Il capitalismo terminale, fisso sui lucri a breve termine, non solo è incapace di preveggenza e di proporre prospettive di crescita per i secoli: le contrasta positivamente fino alla guerra.  Smantella e scredita lo Stato perché è lo Stato, non certo “la società civile”   che ha la capacità di porre traguardi superiori al profitto privato, di  mantenere fra il popolo le competenze, l’educazione, le scienze  che servono a reggersi nella  storia presente e  futura, contrastando la decadenza e  lo scadimento allo stato selvaggio.

I selvaggi infatti sono non “primitivi”, ma il residuo di civiltà scadute che hanno rinunciato allo sforzo, al difficile compito di perpetuarsi negli  sforzi  esigenti  che la civiltà  richiede che hanno tralasciato la sua manutenzione, e  si è infossata nel particolarismo  “naturale” dell’uomo che si contenta di essere quello che è.  In Africa si  trova  che ogni trenta chilometri si parla  una lingua diversa, da parte di tribù-nazioni   in guerra perpetua le  uno contro le altre.  Ecco il nostro futuro.
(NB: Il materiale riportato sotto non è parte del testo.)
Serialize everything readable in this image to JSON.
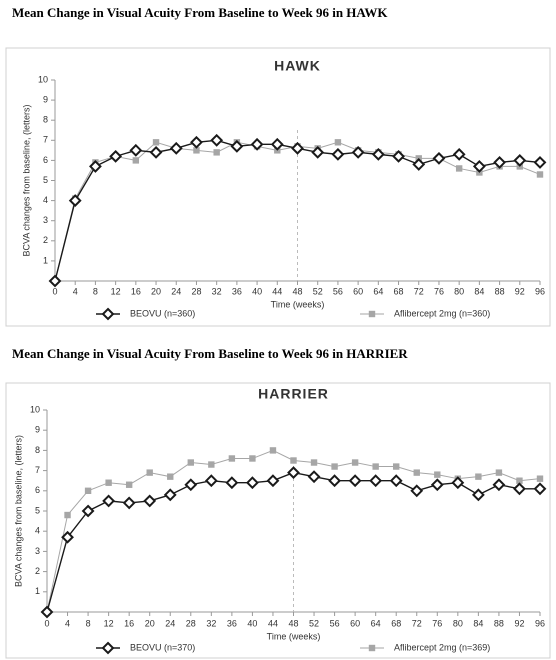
{
  "chart_data": [
    {
      "type": "line",
      "heading": "Mean Change in Visual Acuity From Baseline to Week 96 in HAWK",
      "title": "HAWK",
      "xlabel": "Time (weeks)",
      "ylabel": "BCVA changes from baseline, (letters)",
      "x": [
        0,
        4,
        8,
        12,
        16,
        20,
        24,
        28,
        32,
        36,
        40,
        44,
        48,
        52,
        56,
        60,
        64,
        68,
        72,
        76,
        80,
        84,
        88,
        92,
        96
      ],
      "xlim": [
        0,
        96
      ],
      "xticks": [
        0,
        4,
        8,
        12,
        16,
        20,
        24,
        28,
        32,
        36,
        40,
        44,
        48,
        52,
        56,
        60,
        64,
        68,
        72,
        76,
        80,
        84,
        88,
        92,
        96
      ],
      "ylim": [
        0,
        10
      ],
      "yticks": [
        1,
        2,
        3,
        4,
        5,
        6,
        7,
        8,
        9,
        10
      ],
      "ref_x": 48,
      "series": [
        {
          "name": "BEOVU (n=360)",
          "color": "#1a1a1a",
          "marker": "diamond",
          "values": [
            0,
            4.0,
            5.7,
            6.2,
            6.5,
            6.4,
            6.6,
            6.9,
            7.0,
            6.7,
            6.8,
            6.8,
            6.6,
            6.4,
            6.3,
            6.4,
            6.3,
            6.2,
            5.8,
            6.1,
            6.3,
            5.7,
            5.9,
            6.0,
            5.9
          ]
        },
        {
          "name": "Aflibercept 2mg (n=360)",
          "color": "#a6a6a6",
          "marker": "square",
          "values": [
            0,
            4.1,
            5.9,
            6.2,
            6.0,
            6.9,
            6.6,
            6.5,
            6.4,
            6.9,
            6.7,
            6.5,
            6.7,
            6.6,
            6.9,
            6.5,
            6.4,
            6.3,
            6.1,
            6.1,
            5.6,
            5.4,
            5.7,
            5.7,
            5.3
          ]
        }
      ]
    },
    {
      "type": "line",
      "heading": "Mean Change in Visual Acuity From Baseline to Week 96 in HARRIER",
      "title": "HARRIER",
      "xlabel": "Time (weeks)",
      "ylabel": "BCVA changes from baseline, (letters)",
      "x": [
        0,
        4,
        8,
        12,
        16,
        20,
        24,
        28,
        32,
        36,
        40,
        44,
        48,
        52,
        56,
        60,
        64,
        68,
        72,
        76,
        80,
        84,
        88,
        92,
        96
      ],
      "xlim": [
        0,
        96
      ],
      "xticks": [
        0,
        4,
        8,
        12,
        16,
        20,
        24,
        28,
        32,
        36,
        40,
        44,
        48,
        52,
        56,
        60,
        64,
        68,
        72,
        76,
        80,
        84,
        88,
        92,
        96
      ],
      "ylim": [
        0,
        10
      ],
      "yticks": [
        1,
        2,
        3,
        4,
        5,
        6,
        7,
        8,
        9,
        10
      ],
      "ref_x": 48,
      "series": [
        {
          "name": "BEOVU (n=370)",
          "color": "#1a1a1a",
          "marker": "diamond",
          "values": [
            0,
            3.7,
            5.0,
            5.5,
            5.4,
            5.5,
            5.8,
            6.3,
            6.5,
            6.4,
            6.4,
            6.5,
            6.9,
            6.7,
            6.5,
            6.5,
            6.5,
            6.5,
            6.0,
            6.3,
            6.4,
            5.8,
            6.3,
            6.1,
            6.1
          ]
        },
        {
          "name": "Aflibercept 2mg (n=369)",
          "color": "#a6a6a6",
          "marker": "square",
          "values": [
            0,
            4.8,
            6.0,
            6.4,
            6.3,
            6.9,
            6.7,
            7.4,
            7.3,
            7.6,
            7.6,
            8.0,
            7.5,
            7.4,
            7.2,
            7.4,
            7.2,
            7.2,
            6.9,
            6.8,
            6.6,
            6.7,
            6.9,
            6.5,
            6.6
          ]
        }
      ]
    }
  ]
}
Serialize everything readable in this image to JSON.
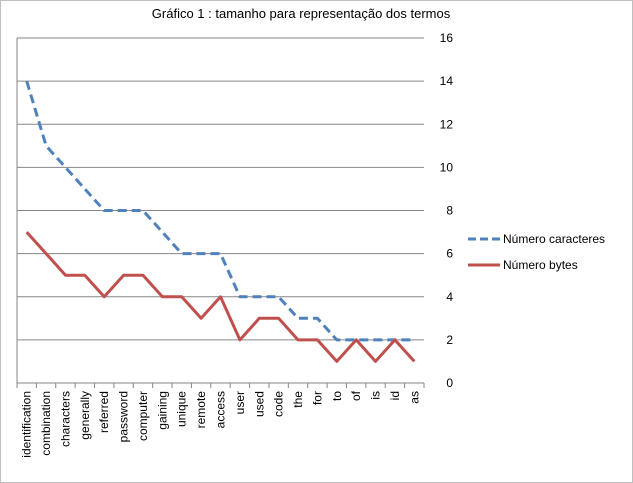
{
  "chart_data": {
    "type": "line",
    "title": "Gráfico 1 : tamanho para representação dos termos",
    "categories": [
      "identification",
      "combination",
      "characters",
      "generally",
      "referred",
      "password",
      "computer",
      "gaining",
      "unique",
      "remote",
      "access",
      "user",
      "used",
      "code",
      "the",
      "for",
      "to",
      "of",
      "is",
      "id",
      "as"
    ],
    "series": [
      {
        "name": "Número caracteres",
        "color": "#4f81bd",
        "style": "dashed",
        "values": [
          14,
          11,
          10,
          9,
          8,
          8,
          8,
          7,
          6,
          6,
          6,
          4,
          4,
          4,
          3,
          3,
          2,
          2,
          2,
          2,
          2
        ]
      },
      {
        "name": "Número bytes",
        "color": "#c0504d",
        "style": "solid",
        "values": [
          7,
          6,
          5,
          5,
          4,
          5,
          5,
          4,
          4,
          3,
          4,
          2,
          3,
          3,
          2,
          2,
          1,
          2,
          1,
          2,
          1
        ]
      }
    ],
    "ylim": [
      0,
      16
    ],
    "yticks": [
      0,
      2,
      4,
      6,
      8,
      10,
      12,
      14,
      16
    ],
    "y_axis_side": "right",
    "grid": true,
    "legend_position": "right"
  }
}
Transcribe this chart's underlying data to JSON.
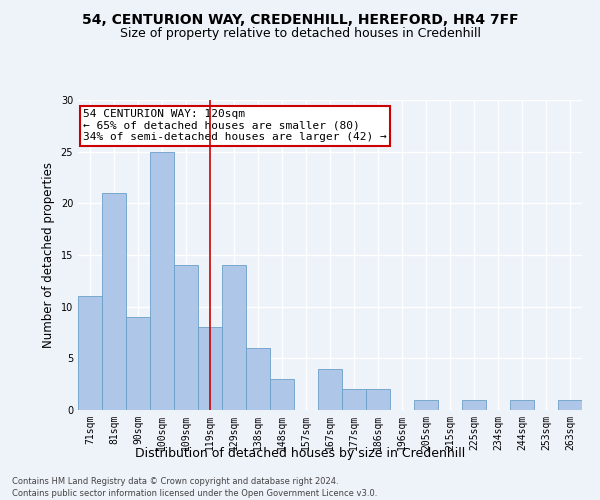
{
  "title1": "54, CENTURION WAY, CREDENHILL, HEREFORD, HR4 7FF",
  "title2": "Size of property relative to detached houses in Credenhill",
  "xlabel": "Distribution of detached houses by size in Credenhill",
  "ylabel": "Number of detached properties",
  "categories": [
    "71sqm",
    "81sqm",
    "90sqm",
    "100sqm",
    "109sqm",
    "119sqm",
    "129sqm",
    "138sqm",
    "148sqm",
    "157sqm",
    "167sqm",
    "177sqm",
    "186sqm",
    "196sqm",
    "205sqm",
    "215sqm",
    "225sqm",
    "234sqm",
    "244sqm",
    "253sqm",
    "263sqm"
  ],
  "values": [
    11,
    21,
    9,
    25,
    14,
    8,
    14,
    6,
    3,
    0,
    4,
    2,
    2,
    0,
    1,
    0,
    1,
    0,
    1,
    0,
    1
  ],
  "bar_color": "#aec6e8",
  "bar_edgecolor": "#6a9fc8",
  "vline_x_index": 5,
  "vline_color": "#cc0000",
  "annotation_line1": "54 CENTURION WAY: 120sqm",
  "annotation_line2": "← 65% of detached houses are smaller (80)",
  "annotation_line3": "34% of semi-detached houses are larger (42) →",
  "annotation_box_color": "#ffffff",
  "annotation_box_edgecolor": "#cc0000",
  "ylim": [
    0,
    30
  ],
  "yticks": [
    0,
    5,
    10,
    15,
    20,
    25,
    30
  ],
  "footer1": "Contains HM Land Registry data © Crown copyright and database right 2024.",
  "footer2": "Contains public sector information licensed under the Open Government Licence v3.0.",
  "bg_color": "#eef2f9",
  "grid_color": "#ffffff",
  "title_fontsize": 10,
  "subtitle_fontsize": 9,
  "ylabel_fontsize": 8.5,
  "xlabel_fontsize": 9,
  "tick_fontsize": 7,
  "footer_fontsize": 6,
  "annotation_fontsize": 8
}
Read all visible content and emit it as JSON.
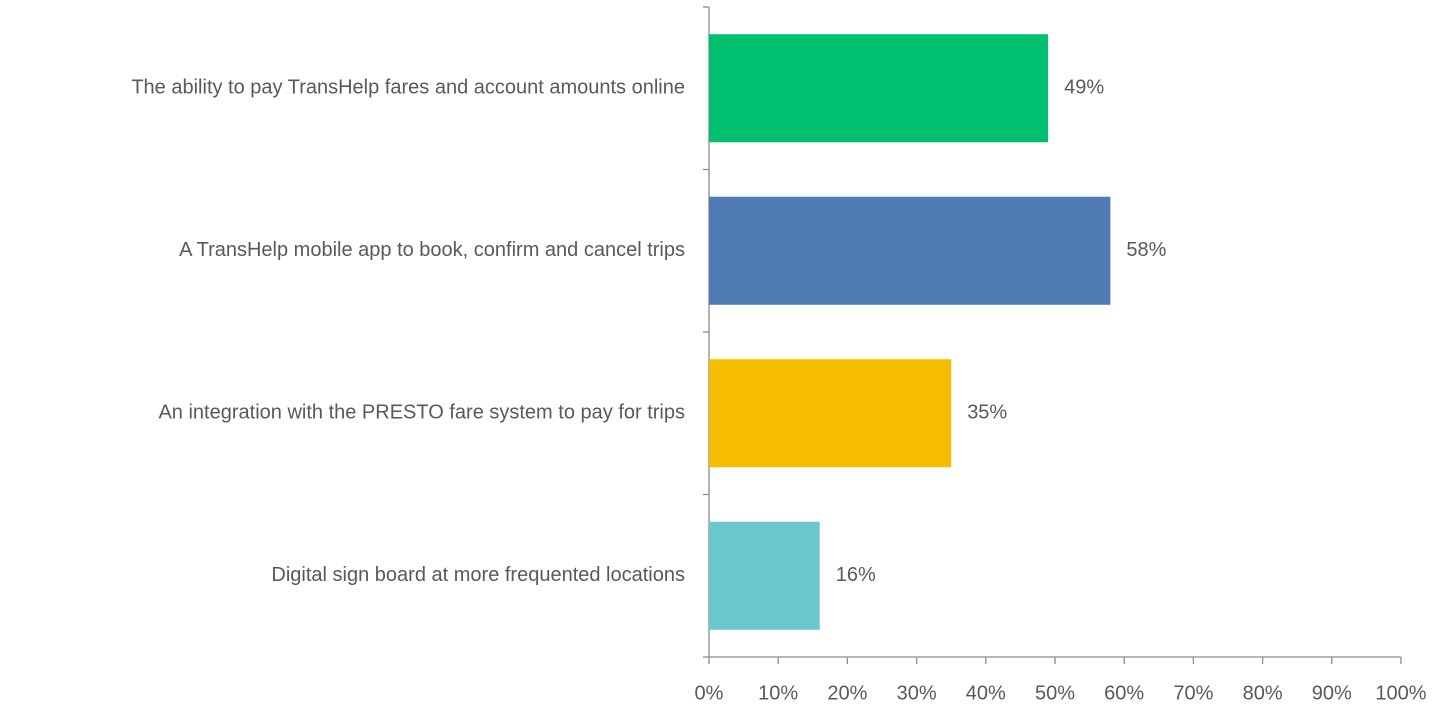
{
  "chart_data": {
    "type": "bar",
    "orientation": "horizontal",
    "categories": [
      "The ability to pay TransHelp fares and account amounts online",
      "A TransHelp mobile app to book, confirm and cancel trips",
      "An integration with the PRESTO fare system to pay for trips",
      "Digital sign board at more frequented locations"
    ],
    "values": [
      49,
      58,
      35,
      16
    ],
    "value_labels": [
      "49%",
      "58%",
      "35%",
      "16%"
    ],
    "colors": [
      "#00bf6f",
      "#507cb6",
      "#f6bc00",
      "#6bc8cd"
    ],
    "xlim": [
      0,
      100
    ],
    "xticks": [
      {
        "value": 0,
        "label": "0%"
      },
      {
        "value": 10,
        "label": "10%"
      },
      {
        "value": 20,
        "label": "20%"
      },
      {
        "value": 30,
        "label": "30%"
      },
      {
        "value": 40,
        "label": "40%"
      },
      {
        "value": 50,
        "label": "50%"
      },
      {
        "value": 60,
        "label": "60%"
      },
      {
        "value": 70,
        "label": "70%"
      },
      {
        "value": 80,
        "label": "80%"
      },
      {
        "value": 90,
        "label": "90%"
      },
      {
        "value": 100,
        "label": "100%"
      }
    ],
    "grid": false
  }
}
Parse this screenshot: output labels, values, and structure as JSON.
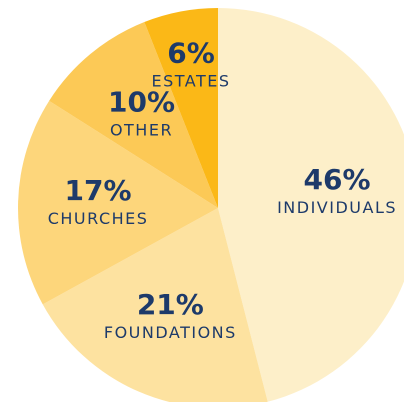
{
  "chart_data": {
    "type": "pie",
    "categories": [
      "INDIVIDUALS",
      "FOUNDATIONS",
      "CHURCHES",
      "OTHER",
      "ESTATES"
    ],
    "values": [
      46,
      21,
      17,
      10,
      6
    ],
    "value_labels": [
      "46%",
      "21%",
      "17%",
      "10%",
      "6%"
    ],
    "colors": [
      "#fdefc9",
      "#fde2a0",
      "#fdd67b",
      "#fcc956",
      "#fbb817"
    ]
  }
}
Nell’essenza, il Sistema di Libertà  che ci  estingue per evirazione collettiva, è il caso estremo di una società lasciata alle sue tendenze; anzi incoraggiata a vivere dei suoi “diritti” particolari, a  promuovere i soggettivi piaceri e non occuparsi che del breve termine.  Nella più  presuntuosa e volontaria cecità del fatto che la “società”  si evolve  ogni giorno di più  nel contrario di quel che la parola dice: in sfere di dissociazione, insocialità, de-solidarietà irresponsabile – disordine, spaccio e crimine  impunito.    Perché  “la realtà chiamata società è costitutivamente malata  – ed è per questo che ha bisogno dell’apparato ortopedico:  lo Stato” (dice Ortega y Gasset) , ossia  l’insieme di organi che esercitano il potere pubblico e  impongono un ordine “necessariamente rigido, come sono gli apparati ortopedici”.   In altri tempi la società  ha riconosciuto l’urgenza di darsi un ordine, ed ha suscitato  dal suo seno, tra sconvolgimenti e violenze, gruppi capaci  di imporre  l’ordine con la forza:   massima  “illegalità”   che trae la sua legittimità dal semplice fatto di favorire  la vita di un popolo,  perché nella “legalità” di prima  semplicemente “non si può vivere”. Esattamente come oggi, dove il Sistema porta all’estinzione come  popoli, civiltà e culture  – con il consenso  delle masse   sostituite. I “sovranismi” e “populismi” sono conati  verso la vita, ma   privati dei mezzi per  imporla con la forza.